To investigate the effect of cardiomyopeptidin for injection on energy metabolism in isolated hearts of young rats after ischemia-reperfusion injury.

Fifty young healthy SD rats(aged 20 +/- 3 days and weighing 50-70 g) were randomly divided into 5 groups: a normal control group (NC group, n = 10 ): the isolated hearts were stable for 20 min, and then 150 min continuous perfusion; a normal + cardiomyopeptidin group (NCMP group, n = 10): the same as the normal control group, but K-H buffer solution was added with 50 mg/L cardiomyopeptidin, and 3 ischemia-reperfusion injury model groups, including a model control group (n = 10): the isolated rat hearts were perfused with K-H buffer and then arrested with cardioplegic solution; a CMP1 group (n = 10): the ST.Thomas'II cardioplegic solution was added with 100 mg/L cardiomyopeptidin; CMP2 group (n=10): K-H buffer and ST.Thomas'II cardioplegic solution was added with 50 mg/L and 100 mg/L cardiomyopeptidin respectively. The cardiac functional indexes were monitored, including heart rate, myocardial contractility and diastolic function, peak systolic and diastole myocardial velocities and coronary flow. In the 3 ischemia-reperfusion injury model groups, myocardial ultrastructure was observed through transmission electron microscopy; the creatine kinase isoenzyme (CK-MB) concentration was measured in the fluid outflow of coronary; the content of Na+-K+ ATPase, Ca2+-Mg2+ ATPase, total ATPase, superoxide dismutase (SOD), malondialdehyde (MDA), nitric oxide(NO), total nitric oxide synthase (TNOS), inducible nitric oxide synthase (iNOS) and aldosereductase were measured in the myocardium tissue; the relative expression levels of iNOS, eNOS, and Akr1b4 mRNA in the myocardial tissue were also detected by real-time fluorescence quantitative PCR.
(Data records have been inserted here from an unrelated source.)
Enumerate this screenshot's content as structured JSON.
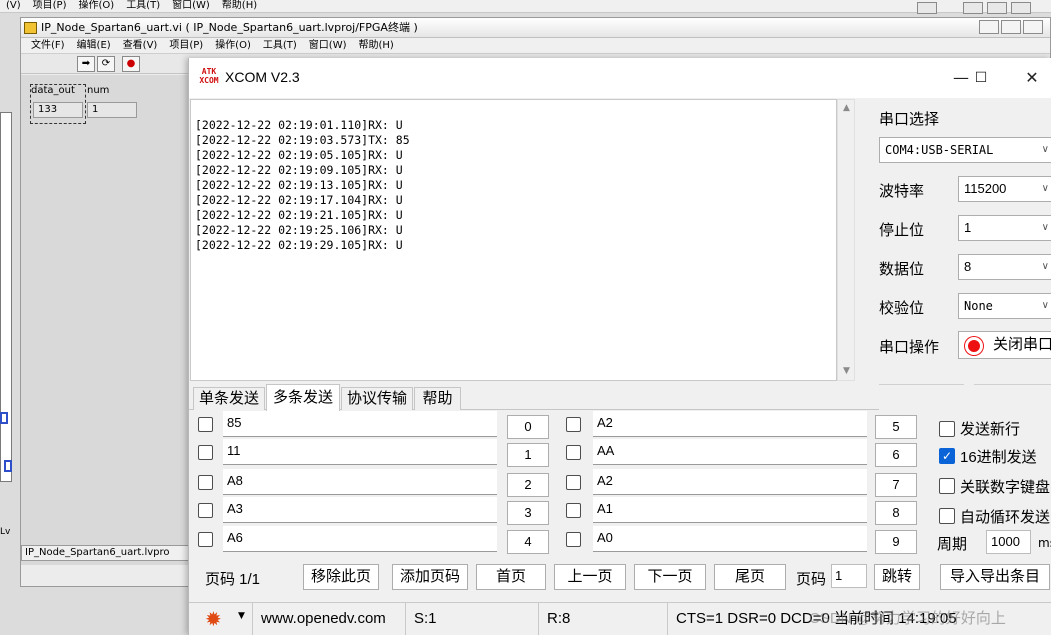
{
  "host": {
    "menu": [
      "(V)",
      "项目(P)",
      "操作(O)",
      "工具(T)",
      "窗口(W)",
      "帮助(H)"
    ]
  },
  "labview": {
    "title": "IP_Node_Spartan6_uart.vi ( IP_Node_Spartan6_uart.lvproj/FPGA终端 )",
    "menu": [
      "文件(F)",
      "编辑(E)",
      "查看(V)",
      "项目(P)",
      "操作(O)",
      "工具(T)",
      "窗口(W)",
      "帮助(H)"
    ],
    "indicators": {
      "data_out_label": "data_out",
      "data_out_value": "133",
      "num_label": "num",
      "num_value": "1"
    },
    "status_text": "IP_Node_Spartan6_uart.lvpro",
    "left_strip_text": "Lv"
  },
  "xcom": {
    "title": "XCOM V2.3",
    "logo": [
      "ATK",
      "XCOM"
    ],
    "controls": {
      "minimize": "—",
      "maximize": "☐",
      "close": "✕"
    },
    "rx_lines": [
      "[2022-12-22 02:19:01.110]RX: U",
      "[2022-12-22 02:19:03.573]TX: 85",
      "[2022-12-22 02:19:05.105]RX: U",
      "[2022-12-22 02:19:09.105]RX: U",
      "[2022-12-22 02:19:13.105]RX: U",
      "[2022-12-22 02:19:17.104]RX: U",
      "[2022-12-22 02:19:21.105]RX: U",
      "[2022-12-22 02:19:25.106]RX: U",
      "[2022-12-22 02:19:29.105]RX: U"
    ],
    "serial": {
      "port_select_label": "串口选择",
      "port_value": "COM4:USB-SERIAL",
      "baud_label": "波特率",
      "baud_value": "115200",
      "stop_label": "停止位",
      "stop_value": "1",
      "data_label": "数据位",
      "data_value": "8",
      "parity_label": "校验位",
      "parity_value": "None",
      "operation_label": "串口操作",
      "operation_button": "关闭串口"
    },
    "tabs": [
      "单条发送",
      "多条发送",
      "协议传输",
      "帮助"
    ],
    "active_tab": 1,
    "multi_send": {
      "left": [
        {
          "value": "85",
          "button": "0"
        },
        {
          "value": "11",
          "button": "1"
        },
        {
          "value": "A8",
          "button": "2"
        },
        {
          "value": "A3",
          "button": "3"
        },
        {
          "value": "A6",
          "button": "4"
        }
      ],
      "right": [
        {
          "value": "A2",
          "button": "5"
        },
        {
          "value": "AA",
          "button": "6"
        },
        {
          "value": "A2",
          "button": "7"
        },
        {
          "value": "A1",
          "button": "8"
        },
        {
          "value": "A0",
          "button": "9"
        }
      ]
    },
    "options": [
      {
        "label": "发送新行",
        "checked": false
      },
      {
        "label": "16进制发送",
        "checked": true
      },
      {
        "label": "关联数字键盘",
        "checked": false
      },
      {
        "label": "自动循环发送",
        "checked": false
      }
    ],
    "period": {
      "label": "周期",
      "value": "1000",
      "unit": "ms"
    },
    "pager": {
      "label": "页码 1/1",
      "remove": "移除此页",
      "add": "添加页码",
      "first": "首页",
      "prev": "上一页",
      "next": "下一页",
      "last": "尾页",
      "goto_label": "页码",
      "goto_value": "1",
      "jump": "跳转",
      "import_export": "导入导出条目"
    },
    "statusbar": {
      "website": "www.openedv.com",
      "sent": "S:1",
      "received": "R:8",
      "lines": "CTS=1 DSR=0 DCD=0 当前时间 14:19:05",
      "watermark": "CSDN @努力学习的好好向上"
    }
  }
}
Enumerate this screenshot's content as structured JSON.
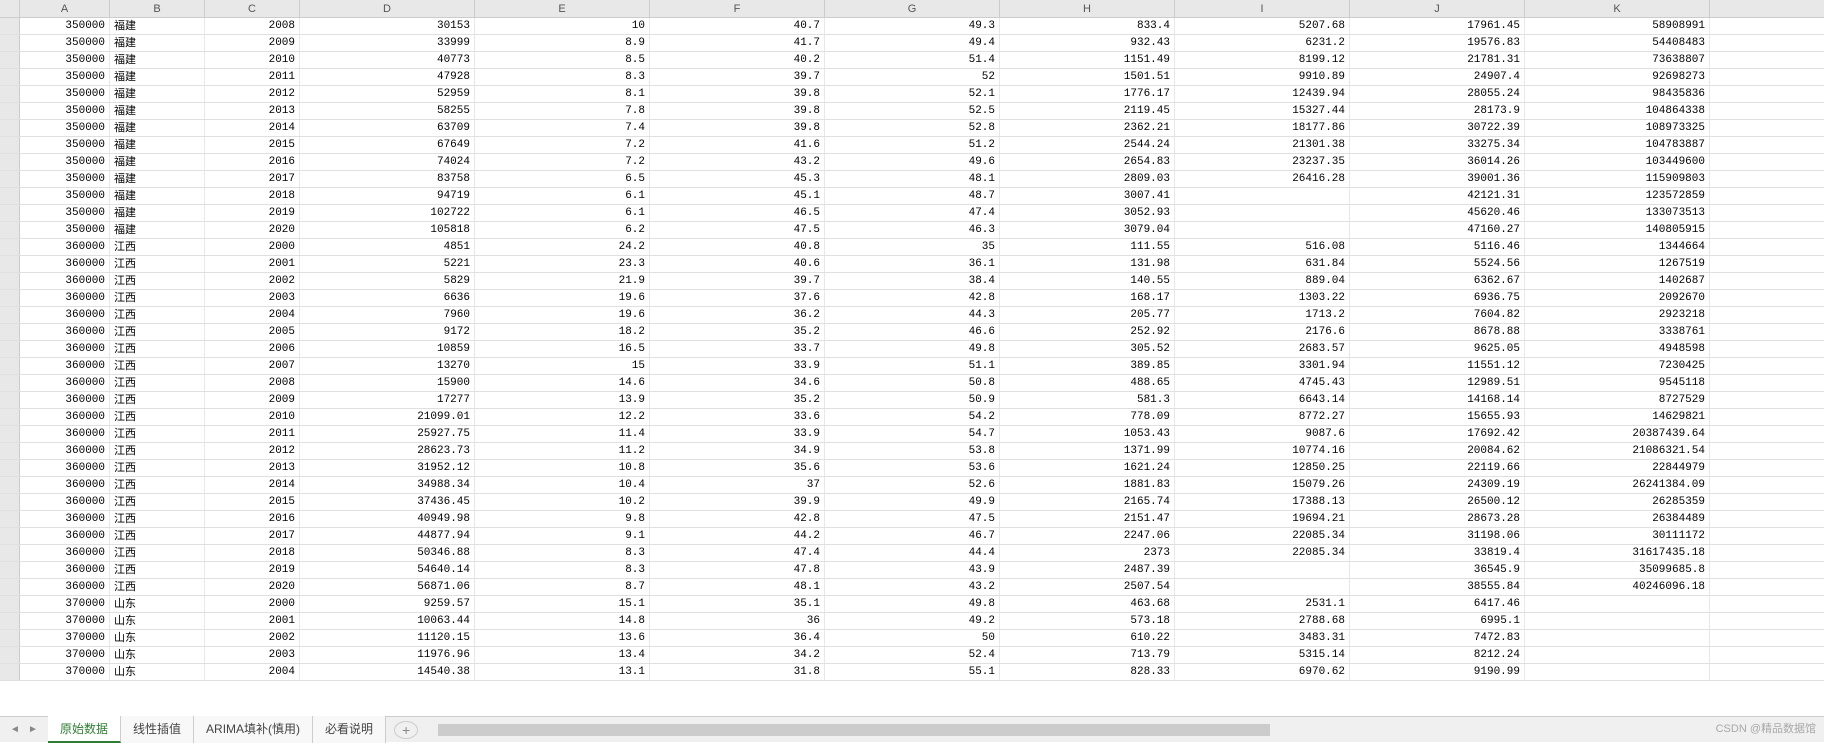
{
  "columns": [
    "A",
    "B",
    "C",
    "D",
    "E",
    "F",
    "G",
    "H",
    "I",
    "J",
    "K"
  ],
  "tabs": [
    {
      "label": "原始数据",
      "active": true
    },
    {
      "label": "线性插值",
      "active": false
    },
    {
      "label": "ARIMA填补(慎用)",
      "active": false
    },
    {
      "label": "必看说明",
      "active": false
    }
  ],
  "watermark": "CSDN @精品数据馆",
  "rows": [
    {
      "A": "350000",
      "B": "福建",
      "C": "2008",
      "D": "30153",
      "E": "10",
      "F": "40.7",
      "G": "49.3",
      "H": "833.4",
      "I": "5207.68",
      "J": "17961.45",
      "K": "58908991"
    },
    {
      "A": "350000",
      "B": "福建",
      "C": "2009",
      "D": "33999",
      "E": "8.9",
      "F": "41.7",
      "G": "49.4",
      "H": "932.43",
      "I": "6231.2",
      "J": "19576.83",
      "K": "54408483"
    },
    {
      "A": "350000",
      "B": "福建",
      "C": "2010",
      "D": "40773",
      "E": "8.5",
      "F": "40.2",
      "G": "51.4",
      "H": "1151.49",
      "I": "8199.12",
      "J": "21781.31",
      "K": "73638807"
    },
    {
      "A": "350000",
      "B": "福建",
      "C": "2011",
      "D": "47928",
      "E": "8.3",
      "F": "39.7",
      "G": "52",
      "H": "1501.51",
      "I": "9910.89",
      "J": "24907.4",
      "K": "92698273"
    },
    {
      "A": "350000",
      "B": "福建",
      "C": "2012",
      "D": "52959",
      "E": "8.1",
      "F": "39.8",
      "G": "52.1",
      "H": "1776.17",
      "I": "12439.94",
      "J": "28055.24",
      "K": "98435836"
    },
    {
      "A": "350000",
      "B": "福建",
      "C": "2013",
      "D": "58255",
      "E": "7.8",
      "F": "39.8",
      "G": "52.5",
      "H": "2119.45",
      "I": "15327.44",
      "J": "28173.9",
      "K": "104864338"
    },
    {
      "A": "350000",
      "B": "福建",
      "C": "2014",
      "D": "63709",
      "E": "7.4",
      "F": "39.8",
      "G": "52.8",
      "H": "2362.21",
      "I": "18177.86",
      "J": "30722.39",
      "K": "108973325"
    },
    {
      "A": "350000",
      "B": "福建",
      "C": "2015",
      "D": "67649",
      "E": "7.2",
      "F": "41.6",
      "G": "51.2",
      "H": "2544.24",
      "I": "21301.38",
      "J": "33275.34",
      "K": "104783887"
    },
    {
      "A": "350000",
      "B": "福建",
      "C": "2016",
      "D": "74024",
      "E": "7.2",
      "F": "43.2",
      "G": "49.6",
      "H": "2654.83",
      "I": "23237.35",
      "J": "36014.26",
      "K": "103449600"
    },
    {
      "A": "350000",
      "B": "福建",
      "C": "2017",
      "D": "83758",
      "E": "6.5",
      "F": "45.3",
      "G": "48.1",
      "H": "2809.03",
      "I": "26416.28",
      "J": "39001.36",
      "K": "115909803"
    },
    {
      "A": "350000",
      "B": "福建",
      "C": "2018",
      "D": "94719",
      "E": "6.1",
      "F": "45.1",
      "G": "48.7",
      "H": "3007.41",
      "I": "",
      "J": "42121.31",
      "K": "123572859"
    },
    {
      "A": "350000",
      "B": "福建",
      "C": "2019",
      "D": "102722",
      "E": "6.1",
      "F": "46.5",
      "G": "47.4",
      "H": "3052.93",
      "I": "",
      "J": "45620.46",
      "K": "133073513"
    },
    {
      "A": "350000",
      "B": "福建",
      "C": "2020",
      "D": "105818",
      "E": "6.2",
      "F": "47.5",
      "G": "46.3",
      "H": "3079.04",
      "I": "",
      "J": "47160.27",
      "K": "140805915"
    },
    {
      "A": "360000",
      "B": "江西",
      "C": "2000",
      "D": "4851",
      "E": "24.2",
      "F": "40.8",
      "G": "35",
      "H": "111.55",
      "I": "516.08",
      "J": "5116.46",
      "K": "1344664"
    },
    {
      "A": "360000",
      "B": "江西",
      "C": "2001",
      "D": "5221",
      "E": "23.3",
      "F": "40.6",
      "G": "36.1",
      "H": "131.98",
      "I": "631.84",
      "J": "5524.56",
      "K": "1267519"
    },
    {
      "A": "360000",
      "B": "江西",
      "C": "2002",
      "D": "5829",
      "E": "21.9",
      "F": "39.7",
      "G": "38.4",
      "H": "140.55",
      "I": "889.04",
      "J": "6362.67",
      "K": "1402687"
    },
    {
      "A": "360000",
      "B": "江西",
      "C": "2003",
      "D": "6636",
      "E": "19.6",
      "F": "37.6",
      "G": "42.8",
      "H": "168.17",
      "I": "1303.22",
      "J": "6936.75",
      "K": "2092670"
    },
    {
      "A": "360000",
      "B": "江西",
      "C": "2004",
      "D": "7960",
      "E": "19.6",
      "F": "36.2",
      "G": "44.3",
      "H": "205.77",
      "I": "1713.2",
      "J": "7604.82",
      "K": "2923218"
    },
    {
      "A": "360000",
      "B": "江西",
      "C": "2005",
      "D": "9172",
      "E": "18.2",
      "F": "35.2",
      "G": "46.6",
      "H": "252.92",
      "I": "2176.6",
      "J": "8678.88",
      "K": "3338761"
    },
    {
      "A": "360000",
      "B": "江西",
      "C": "2006",
      "D": "10859",
      "E": "16.5",
      "F": "33.7",
      "G": "49.8",
      "H": "305.52",
      "I": "2683.57",
      "J": "9625.05",
      "K": "4948598"
    },
    {
      "A": "360000",
      "B": "江西",
      "C": "2007",
      "D": "13270",
      "E": "15",
      "F": "33.9",
      "G": "51.1",
      "H": "389.85",
      "I": "3301.94",
      "J": "11551.12",
      "K": "7230425"
    },
    {
      "A": "360000",
      "B": "江西",
      "C": "2008",
      "D": "15900",
      "E": "14.6",
      "F": "34.6",
      "G": "50.8",
      "H": "488.65",
      "I": "4745.43",
      "J": "12989.51",
      "K": "9545118"
    },
    {
      "A": "360000",
      "B": "江西",
      "C": "2009",
      "D": "17277",
      "E": "13.9",
      "F": "35.2",
      "G": "50.9",
      "H": "581.3",
      "I": "6643.14",
      "J": "14168.14",
      "K": "8727529"
    },
    {
      "A": "360000",
      "B": "江西",
      "C": "2010",
      "D": "21099.01",
      "E": "12.2",
      "F": "33.6",
      "G": "54.2",
      "H": "778.09",
      "I": "8772.27",
      "J": "15655.93",
      "K": "14629821"
    },
    {
      "A": "360000",
      "B": "江西",
      "C": "2011",
      "D": "25927.75",
      "E": "11.4",
      "F": "33.9",
      "G": "54.7",
      "H": "1053.43",
      "I": "9087.6",
      "J": "17692.42",
      "K": "20387439.64"
    },
    {
      "A": "360000",
      "B": "江西",
      "C": "2012",
      "D": "28623.73",
      "E": "11.2",
      "F": "34.9",
      "G": "53.8",
      "H": "1371.99",
      "I": "10774.16",
      "J": "20084.62",
      "K": "21086321.54"
    },
    {
      "A": "360000",
      "B": "江西",
      "C": "2013",
      "D": "31952.12",
      "E": "10.8",
      "F": "35.6",
      "G": "53.6",
      "H": "1621.24",
      "I": "12850.25",
      "J": "22119.66",
      "K": "22844979"
    },
    {
      "A": "360000",
      "B": "江西",
      "C": "2014",
      "D": "34988.34",
      "E": "10.4",
      "F": "37",
      "G": "52.6",
      "H": "1881.83",
      "I": "15079.26",
      "J": "24309.19",
      "K": "26241384.09"
    },
    {
      "A": "360000",
      "B": "江西",
      "C": "2015",
      "D": "37436.45",
      "E": "10.2",
      "F": "39.9",
      "G": "49.9",
      "H": "2165.74",
      "I": "17388.13",
      "J": "26500.12",
      "K": "26285359"
    },
    {
      "A": "360000",
      "B": "江西",
      "C": "2016",
      "D": "40949.98",
      "E": "9.8",
      "F": "42.8",
      "G": "47.5",
      "H": "2151.47",
      "I": "19694.21",
      "J": "28673.28",
      "K": "26384489"
    },
    {
      "A": "360000",
      "B": "江西",
      "C": "2017",
      "D": "44877.94",
      "E": "9.1",
      "F": "44.2",
      "G": "46.7",
      "H": "2247.06",
      "I": "22085.34",
      "J": "31198.06",
      "K": "30111172"
    },
    {
      "A": "360000",
      "B": "江西",
      "C": "2018",
      "D": "50346.88",
      "E": "8.3",
      "F": "47.4",
      "G": "44.4",
      "H": "2373",
      "I": "22085.34",
      "J": "33819.4",
      "K": "31617435.18"
    },
    {
      "A": "360000",
      "B": "江西",
      "C": "2019",
      "D": "54640.14",
      "E": "8.3",
      "F": "47.8",
      "G": "43.9",
      "H": "2487.39",
      "I": "",
      "J": "36545.9",
      "K": "35099685.8"
    },
    {
      "A": "360000",
      "B": "江西",
      "C": "2020",
      "D": "56871.06",
      "E": "8.7",
      "F": "48.1",
      "G": "43.2",
      "H": "2507.54",
      "I": "",
      "J": "38555.84",
      "K": "40246096.18"
    },
    {
      "A": "370000",
      "B": "山东",
      "C": "2000",
      "D": "9259.57",
      "E": "15.1",
      "F": "35.1",
      "G": "49.8",
      "H": "463.68",
      "I": "2531.1",
      "J": "6417.46",
      "K": ""
    },
    {
      "A": "370000",
      "B": "山东",
      "C": "2001",
      "D": "10063.44",
      "E": "14.8",
      "F": "36",
      "G": "49.2",
      "H": "573.18",
      "I": "2788.68",
      "J": "6995.1",
      "K": ""
    },
    {
      "A": "370000",
      "B": "山东",
      "C": "2002",
      "D": "11120.15",
      "E": "13.6",
      "F": "36.4",
      "G": "50",
      "H": "610.22",
      "I": "3483.31",
      "J": "7472.83",
      "K": ""
    },
    {
      "A": "370000",
      "B": "山东",
      "C": "2003",
      "D": "11976.96",
      "E": "13.4",
      "F": "34.2",
      "G": "52.4",
      "H": "713.79",
      "I": "5315.14",
      "J": "8212.24",
      "K": ""
    },
    {
      "A": "370000",
      "B": "山东",
      "C": "2004",
      "D": "14540.38",
      "E": "13.1",
      "F": "31.8",
      "G": "55.1",
      "H": "828.33",
      "I": "6970.62",
      "J": "9190.99",
      "K": ""
    }
  ]
}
In the NC group, after prolonged perfusion, the cardiac function of isolated hearts had no significant change. Cardiomyopeptidin for injection had no significant effect on normal isolated hearts. Compared with the model control group, the cardiac function indexes and coronary flow in the groups treated with cardiomyopeptidin decreased much less. Cardiac myofibrillar fragmentation and mitochondrial swelling were observed in the control group, while in the CMP groups, the myocardial structure was nearly complete, and only mild mitochondria swelling and degeneration could be seen. After the reperfusion, the content of CK-MB was increased in the control group. Compared with the model control group, the CK-MB content was lower in the CMP1 and CMP2 groups. There was a slight decline in the contents of Na+-K+ ATPase, Ca2+-Mg2+ ATPase, and Total ATPase in the CMP1 and CMP2 groups, and an increase in SOD activity (P < 0.01 or P < 0.05). The concentration of NO and MDA produced after the ischemia-reperfusion injury was much lower in the CMP1 and CMP2 groups. The activity of iNOS and aldosereductase was inhibited, the expression levels of iNOS, and Akr1b4 mRNA were significantly down-regulated in the CMP1 and CMP2 groups. These changes were more prominent in the CMP2 group (P < 0.01 or P < 0.05). The eNOS mRNA levels in the CMP2 group was up-regulated (P < 0.05).

Cardiomyopeptidin for injection may improve the energy metabolism, improve coronary blood flow and cardiac function after the reperfusion, thus protecting immature myocardial against ischemia-reperfusion injury in young rats. Administration of it in both K-H buffer and ST.Thomas'II cardioplegic solution is better than adding it in cardioplegic solution alone. The mechanism may be associated with the inhibition the mRNA expression of iNOS and Akr1b4 in cardiomyocytes, the inhibition activity of iNOS and aldosereductase, and the decrease of NO production.